Inevitable Fate [Indonesia]

Mengkhawatirkan Kekasih



Mengkhawatirkan Kekasih

0I cannot breathe (aku tak bisa bernapas)     
0

Without you being right by my side, I'll die (tanpamu di sisiku, aku akan mati)     

So can you please come over closer (maka bisakah kau datang kemari mendekat)     

Hold me tight, right now (peluk erat aku, sekarang juga)     

- Red Light by BangChan & Hyunjin Stray Kids -     

========     

Pulang di apato yang ditempati dirinya, Runa tidak mendapati Shingo ada di sana. Ke mana pria itu?     

Mengambil ponselnya, dia menghubungi pria itu. "Shin? Moshi moshi, Shin?" Akhirnya, setelah mencoba 3 kali menghubungi secara berulang-ulang, telepon itu diangkat juga oleh Shingo.     

"Hm, ya?" Shingo menjawab dengan suara malas di seberang sana. "Ada apa?"     

"Tidak ke apatoku?" tanya Runa sambil memainkan ujung rambut panjang dia dengan jari.     

"Hm, sepertinya tidak dulu."     

"Kenapa, Shin?"     

"Aku sedang tidak ingin ke sana."     

"Apa … kau sibuk?"     

"Ya, seperti itu.

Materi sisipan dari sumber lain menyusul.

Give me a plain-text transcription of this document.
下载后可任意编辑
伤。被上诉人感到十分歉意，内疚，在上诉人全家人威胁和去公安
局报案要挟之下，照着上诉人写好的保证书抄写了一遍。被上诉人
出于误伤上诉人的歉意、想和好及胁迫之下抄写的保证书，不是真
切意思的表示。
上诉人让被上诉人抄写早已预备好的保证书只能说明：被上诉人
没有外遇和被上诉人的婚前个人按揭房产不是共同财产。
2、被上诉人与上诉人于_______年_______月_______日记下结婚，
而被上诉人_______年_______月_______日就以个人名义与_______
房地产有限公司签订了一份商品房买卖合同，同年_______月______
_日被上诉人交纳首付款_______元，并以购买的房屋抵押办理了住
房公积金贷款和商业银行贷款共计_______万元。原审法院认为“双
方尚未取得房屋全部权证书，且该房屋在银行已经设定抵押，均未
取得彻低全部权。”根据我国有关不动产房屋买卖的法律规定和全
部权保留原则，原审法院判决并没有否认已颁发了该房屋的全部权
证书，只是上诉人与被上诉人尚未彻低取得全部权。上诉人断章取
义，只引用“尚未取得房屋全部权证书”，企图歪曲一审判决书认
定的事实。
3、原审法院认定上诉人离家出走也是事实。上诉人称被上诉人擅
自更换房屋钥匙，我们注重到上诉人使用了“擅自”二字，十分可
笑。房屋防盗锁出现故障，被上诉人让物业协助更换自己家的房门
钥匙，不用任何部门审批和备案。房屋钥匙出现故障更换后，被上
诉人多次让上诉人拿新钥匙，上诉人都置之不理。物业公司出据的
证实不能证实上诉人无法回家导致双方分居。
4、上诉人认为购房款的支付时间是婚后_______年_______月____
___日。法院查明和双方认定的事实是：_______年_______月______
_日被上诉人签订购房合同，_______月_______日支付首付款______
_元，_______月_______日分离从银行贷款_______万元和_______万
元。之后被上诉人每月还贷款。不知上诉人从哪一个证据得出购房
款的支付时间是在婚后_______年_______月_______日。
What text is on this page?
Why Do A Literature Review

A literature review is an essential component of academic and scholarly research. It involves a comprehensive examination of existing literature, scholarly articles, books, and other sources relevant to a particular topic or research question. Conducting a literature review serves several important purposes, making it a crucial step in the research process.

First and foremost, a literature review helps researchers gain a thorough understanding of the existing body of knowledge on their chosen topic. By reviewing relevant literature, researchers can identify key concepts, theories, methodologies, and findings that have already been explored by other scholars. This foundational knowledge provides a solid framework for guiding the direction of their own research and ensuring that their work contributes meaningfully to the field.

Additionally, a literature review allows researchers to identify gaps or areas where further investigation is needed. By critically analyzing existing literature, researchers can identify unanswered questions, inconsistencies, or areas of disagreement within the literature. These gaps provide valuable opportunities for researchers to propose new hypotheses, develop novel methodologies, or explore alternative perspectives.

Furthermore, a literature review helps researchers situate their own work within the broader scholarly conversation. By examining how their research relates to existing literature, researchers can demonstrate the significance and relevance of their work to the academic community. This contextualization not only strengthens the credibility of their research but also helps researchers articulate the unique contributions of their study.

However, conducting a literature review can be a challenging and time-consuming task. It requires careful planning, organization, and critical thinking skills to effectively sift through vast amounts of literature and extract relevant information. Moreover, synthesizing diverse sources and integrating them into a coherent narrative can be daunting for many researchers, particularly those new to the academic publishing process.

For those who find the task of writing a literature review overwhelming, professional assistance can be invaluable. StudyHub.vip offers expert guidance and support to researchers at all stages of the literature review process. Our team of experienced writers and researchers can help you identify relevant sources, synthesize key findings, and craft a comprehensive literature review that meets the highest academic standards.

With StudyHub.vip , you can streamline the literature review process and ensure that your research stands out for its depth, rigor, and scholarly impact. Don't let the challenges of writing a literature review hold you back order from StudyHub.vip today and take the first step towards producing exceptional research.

Sudah, yah!"     

Dan telepon pun ditutup sepihak oleh Shingo.     

Sibuk? Runa mengerutkan kening. Yang dia dengar, suara Shingo seperti suara habis bangun tidur. Apakah itu yang dinamakan sibuk?     

Pikiran Runa mulai goyah. Apakah … apakah Shingo mulai bosan padanya? Bagaimana ini? Bagaimana?     

Karena panik jika pemikiran itu benar adanya, maka ia pun lekas meraih tas tote dia, mengisi dengan beberapa baju dan alat make up, lalu pergi keluar, naik taksi ke apato lelaki yang sudah dia anggap kekasih.     

Sebenarnya, biaya taksi di Jepang itu sangat mahal. Namun, karena Runa kini sudah memiliki pendapatan dari pekerjaan dia, dia memilih naik taksi karena lebih cepat dan turun pun di depan gedung apato Shingo dengan mudah.     

Keluar dari taksi, Runa berlari masuk ke gedung berlantai 3 itu dan langsung menuju ke sebuah unit yang sudah dia hafal. Memencet bel beberapa kali.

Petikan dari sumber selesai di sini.